View Full Version : 128GB Memory?
Khalil
01-21-2008, 03:18 AM
What application would a server be built for with that much ram?
kilgoretrout
01-21-2008, 06:21 PM
Everything depends on the load. Even with that little ram you could probably setup a reasonably functional file server or print server using linux and samba or nfs.
djminus1
01-21-2008, 06:55 PM
128GB is a little bit of RAM?????????????
I need to upgrade then!!
:D
matthews
01-21-2008, 07:05 PM
128 GB not MB...um yeah, that's overkill if you ask me, your CPU would bottleneck before your RAM ever would...yeesh. Most servers have 1 - 8 GB, some up to 16 or 32 GB, but 128 is kinda overkill :S, might want to cluster instead of putting all into one machine...
kilgoretrout
01-22-2008, 11:59 AM
128 GB not MB...um yeah
My bad!!!
I've never seen that much ram in any server. But if I were to venture a guess, I'd say the most likely application would be for some huge, high load datatbase server.
amdalex
01-22-2008, 12:08 PM
What density of RAM would a server like that use? It seems like the mobo would be giant.
Masaki 7-11
01-22-2008, 02:10 PM
8GB ram modules are the ones that would most likely be used, I'm not sure how common they are, but that's most likely what would be used if it is a dual socket system with 8 ram slots per socket. If you had a quad socket system with 8 ram slots per socket, you could use 4GB ram modules. The motherboard would most likely be about the size of extended atx, but there are many formfactors for servers which I'm not familiar with.
djminus1
01-23-2008, 12:34 PM
Perhaps a virtualized environment could use this much memory. Also, as mentioned previously, large databases and data warehouses.
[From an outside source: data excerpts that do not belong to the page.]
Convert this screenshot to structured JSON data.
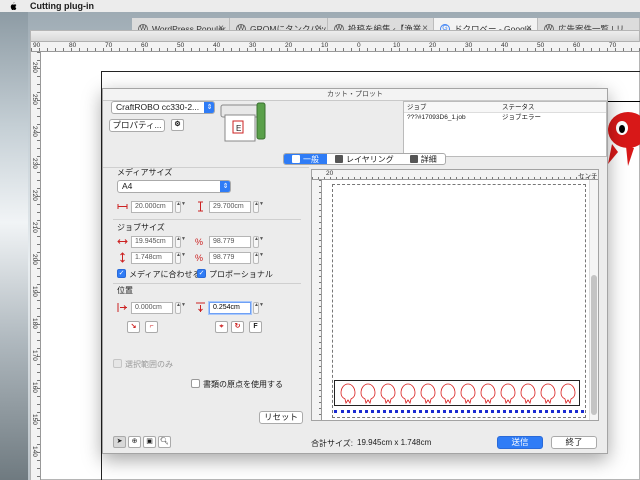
{
  "menubar": {
    "app_name": "Cutting plug-in"
  },
  "browser": {
    "tabs": [
      {
        "label": "WordPress Popular",
        "icon": "wordpress-icon",
        "active": false
      },
      {
        "label": "GROMにタンクバッ",
        "icon": "wordpress-icon",
        "active": false
      },
      {
        "label": "投稿を編集 ‹【漁業",
        "icon": "wordpress-icon",
        "active": false
      },
      {
        "label": "ドクロベー - Google",
        "icon": "google-icon",
        "active": true
      },
      {
        "label": "広告案件一覧 | リ",
        "icon": "wordpress-icon",
        "active": false
      }
    ]
  },
  "illustrator": {
    "ruler_labels": [
      "90",
      "80",
      "70",
      "60",
      "50",
      "40",
      "30",
      "20",
      "10",
      "0",
      "10",
      "20",
      "30",
      "40",
      "50",
      "60",
      "70"
    ],
    "left_ruler_labels": [
      "260",
      "250",
      "240",
      "230",
      "220",
      "210",
      "200",
      "190",
      "180",
      "170",
      "160",
      "150",
      "140"
    ]
  },
  "dialog": {
    "title": "カット・プロット",
    "device": "CraftROBO cc330-2...",
    "properties_button": "プロパティ...",
    "job_list": {
      "columns": [
        "ジョブ",
        "ステータス"
      ],
      "rows": [
        {
          "job": "???#17093D6_1.job",
          "status": "ジョブエラー"
        }
      ]
    },
    "tabs": [
      {
        "label": "一般",
        "active": true
      },
      {
        "label": "レイヤリング",
        "active": false
      },
      {
        "label": "詳細",
        "active": false
      }
    ],
    "media_size": {
      "section_label": "メディアサイズ",
      "value": "A4",
      "width": "20.000cm",
      "height": "29.700cm"
    },
    "job_size": {
      "section_label": "ジョブサイズ",
      "width": "19.945cm",
      "width_pct": "98.779",
      "height": "1.748cm",
      "height_pct": "98.779",
      "fit_media_label": "メディアに合わせる",
      "fit_media_checked": true,
      "proportional_label": "プロポーショナル",
      "proportional_checked": true
    },
    "position": {
      "section_label": "位置",
      "x": "0.000cm",
      "y": "0.254cm",
      "f_button": "F"
    },
    "selection_only_label": "選択範囲のみ",
    "use_doc_origin_label": "書類の原点を使用する",
    "reset_button": "リセット",
    "preview_ruler_labels": [
      "20",
      "10",
      "0",
      "10",
      "20",
      "30",
      "40",
      "50",
      "60",
      "70",
      "80",
      "90",
      "100",
      "110",
      "120",
      "130",
      "140",
      "センチ"
    ],
    "total_size_label": "合計サイズ:",
    "total_size_value": "19.945cm x 1.748cm",
    "send_button": "送信",
    "close_button": "終了"
  },
  "colors": {
    "accent": "#2f7cf6",
    "design_red": "#d81818",
    "baseline_blue": "#1a2bd1"
  }
}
I did a google search and found this. Its an 8-way Opteron server with memory capacity of 256GB.
http://www.xenon.com.au/news/?i=9
amdalex
01-23-2008, 09:28 PM
I didn't know that todays servers were that powerful and had that much RAM. I guess I should pay more attention.
djminus1
01-24-2008, 12:17 PM
Yeah...IT is growing by leaps an bounds. I sell IBM software, and we are finding that large-scale servers like this are helping customers to consolidate their datacenters, reduce power consumption, reduce heat, and save tons of $$$ on software liceensing.
In the IBM world, software is licensed by the size of the physical systems (usualy by the number of processors on the system). When you have many seperate servers, licensing a product (for example: backup software) gets very expensive. So what customers do is buy one huge server, install VMWare to create virtual systems, and use VMWare to convert all of their old physical servers to virtual images. This is basic server consolidation and many customers are doing it...mainly thanks to VMWare technology.